I would say 15volt is wrong. Use the diode.
Leo..

I would say it is right because the 3K3 series resistor limits the current and hence the heating. I am a great believer in data sheets. However a diode can't do any harm and is less then a penny.

Do I want hysteresis?

Handy to have, it stops oscillation on slow edges.

Is there some drawback to including hysteresis in the circuit?

No.

The diode would increase the current when the line is idle, correct?

This is an application that hangs multiple receivers on a single RS-232 line (Lionel Trains TMCC devices), so it may be desirable to keep the load lower. But there isn't any specification for the transmit line I can rely on.

This is an application that hangs multiple receivers on a single RS-232 line (Lionel Trains TMCC devices), so it may be desirable to keep the load lower.

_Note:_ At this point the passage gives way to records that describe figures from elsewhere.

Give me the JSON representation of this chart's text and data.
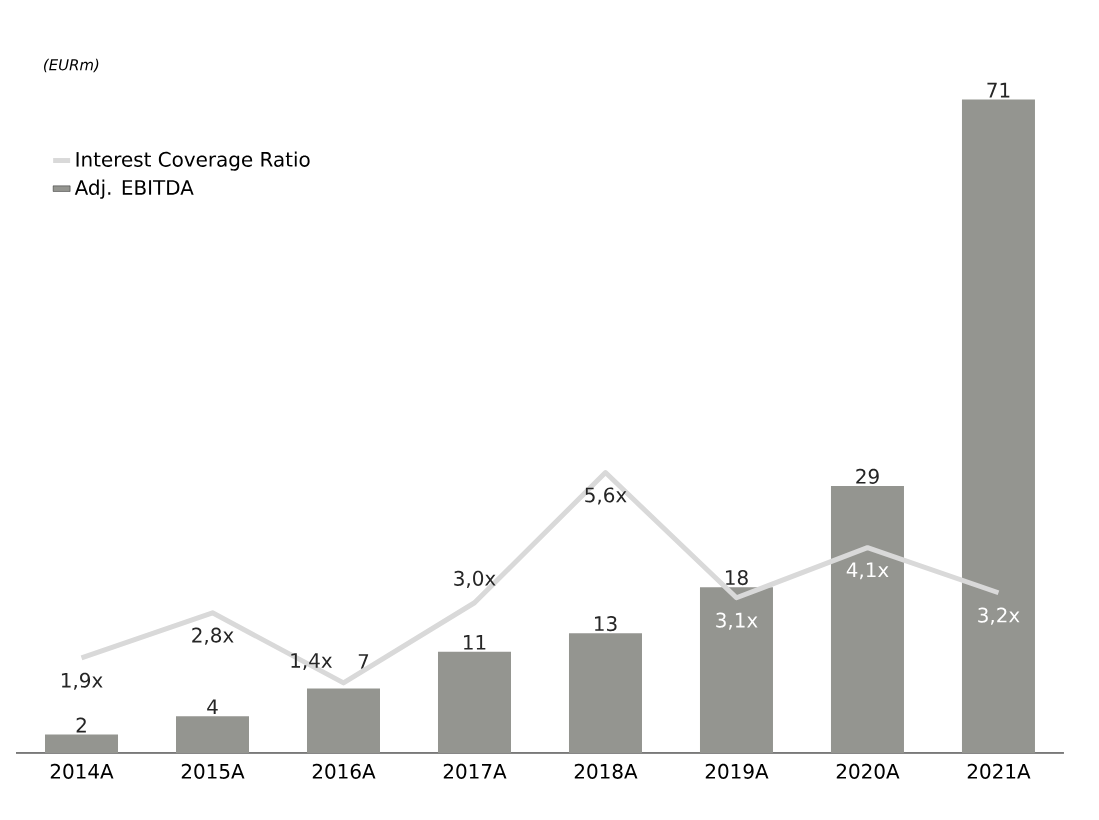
{
  "chart_data": {
    "type": "bar",
    "ylabel": "(EURm)",
    "categories": [
      "2014A",
      "2015A",
      "2016A",
      "2017A",
      "2018A",
      "2019A",
      "2020A",
      "2021A"
    ],
    "series": [
      {
        "name": "Adj. EBITDA",
        "type": "bar",
        "color": "#949590",
        "values": [
          2,
          4,
          7,
          11,
          13,
          18,
          29,
          71
        ]
      },
      {
        "name": "Interest Coverage Ratio",
        "type": "line",
        "axis": "y2",
        "color": "#d9d9d9",
        "values": [
          1.9,
          2.8,
          1.4,
          3.0,
          5.6,
          3.1,
          4.1,
          3.2
        ],
        "value_labels": [
          "1,9x",
          "2,8x",
          "1,4x",
          "3,0x",
          "5,6x",
          "3,1x",
          "4,1x",
          "3,2x"
        ]
      }
    ],
    "data_labels": true,
    "legend": "top left",
    "tick_labels": "x",
    "marker": "none",
    "line_style": "solid"
  }
}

True, but there is no reason to use RS-232 for multiple devices, in violation of the RS-232 specifications.

RS-485 is intended for multiple devices.

Grumpy_Mike:
I would say it is right because the 3K3 series resistor limits the current and hence the heating. I am a great believer in data sheets. However a diode can't do any harm and is less then a penny.

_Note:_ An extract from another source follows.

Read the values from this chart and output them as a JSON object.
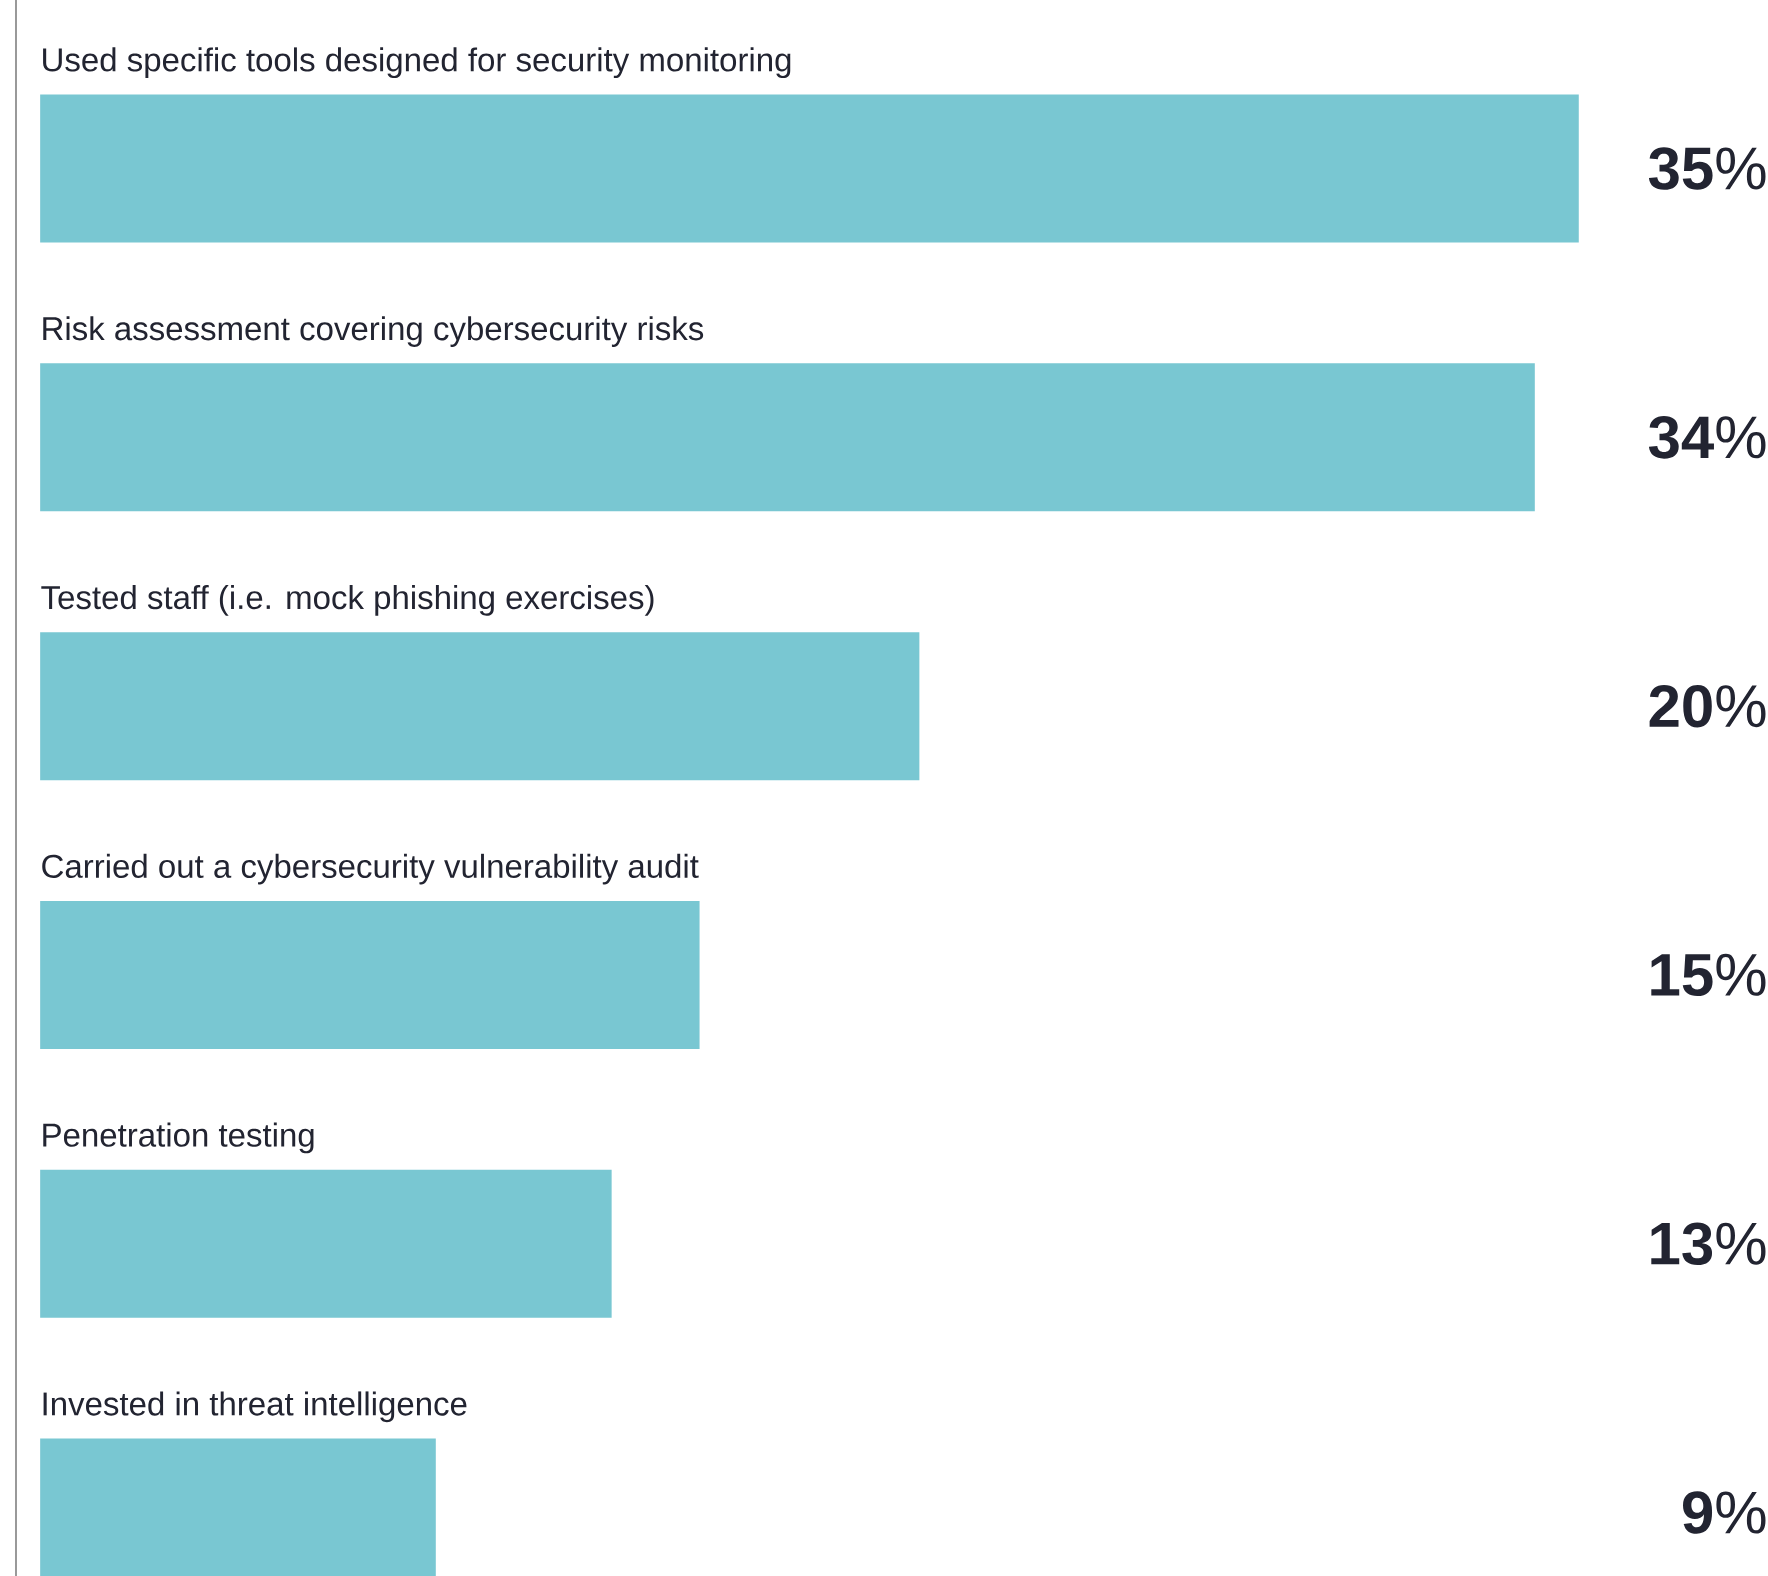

Show me a datasheet where they specify the safe reverse breakdown current of a LED.
I have an old night light where there was AC on the LED through a CL resistor.
The LED failed (dim) every time after a year or so.
Since I have added a diode (and a new LED), the light is still working after ~5years (24/7).
I would say add that diode.
Leo..

I don't know about "safe reverse breakdown current", but reverse voltage is often specified, as 5V in here:
https://www.superbrightleds.com/moreinfo/through-hole/5mm-red-led-30-degree-viewing-angle-8000-mcd/281/1208/#/tab/Specifications

jremington:
True, but there is no reason to use RS-232 for multiple devices, in violation of the RS-232 specifications.

RS-485 is intended for multiple devices.

Alas, the Lionel engineers did not share your views.... :relaxed:

The additional current draw probably won't be a problem, but I'm still interested in learning about whether the protection is needed.

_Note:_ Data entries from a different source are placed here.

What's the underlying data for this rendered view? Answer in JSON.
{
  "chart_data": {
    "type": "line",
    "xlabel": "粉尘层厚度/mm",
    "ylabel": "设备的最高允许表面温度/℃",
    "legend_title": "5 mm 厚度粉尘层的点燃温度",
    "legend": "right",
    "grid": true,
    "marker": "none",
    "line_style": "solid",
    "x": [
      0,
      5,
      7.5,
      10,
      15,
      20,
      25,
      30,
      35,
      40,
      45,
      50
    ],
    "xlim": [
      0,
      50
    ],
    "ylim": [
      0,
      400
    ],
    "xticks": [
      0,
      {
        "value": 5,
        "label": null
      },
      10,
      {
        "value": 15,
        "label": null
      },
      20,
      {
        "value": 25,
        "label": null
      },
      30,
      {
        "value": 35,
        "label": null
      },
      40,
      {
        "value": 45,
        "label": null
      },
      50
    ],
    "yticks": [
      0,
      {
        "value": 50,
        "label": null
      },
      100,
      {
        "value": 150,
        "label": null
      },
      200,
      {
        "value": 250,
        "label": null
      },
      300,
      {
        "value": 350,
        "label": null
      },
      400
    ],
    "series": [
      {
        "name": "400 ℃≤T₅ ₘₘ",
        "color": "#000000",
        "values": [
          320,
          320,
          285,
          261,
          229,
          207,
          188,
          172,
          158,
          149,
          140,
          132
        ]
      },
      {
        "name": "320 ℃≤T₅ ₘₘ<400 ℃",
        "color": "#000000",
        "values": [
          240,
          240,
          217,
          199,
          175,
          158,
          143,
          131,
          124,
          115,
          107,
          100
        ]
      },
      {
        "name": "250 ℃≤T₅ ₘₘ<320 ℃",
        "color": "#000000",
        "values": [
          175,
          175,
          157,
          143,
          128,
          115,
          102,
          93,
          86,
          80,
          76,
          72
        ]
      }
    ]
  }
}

Show me a datasheet where they specify the safe reverse breakdown current of a LED.

On the note in the diagram that was posted. If it says it is safe then it is. The data sheet is almost like a legal contract, what is in it is what the manafacturer promises to deliver. If that note says it is true then it is. Simple as.

Sure you can add the diode and it will do no harm, might even do some good, but you don't need it.

Perfectly acceptable to have multiple RS-232 receivers and ONE transmit on a line. The TX will hold the line low unless transmitting. RX don't care. They don't have any way to activate the line.

The problems occur as soon as you try to put more than one transmitter on a line. Hard to switch the line to + when the other guys are holding it -.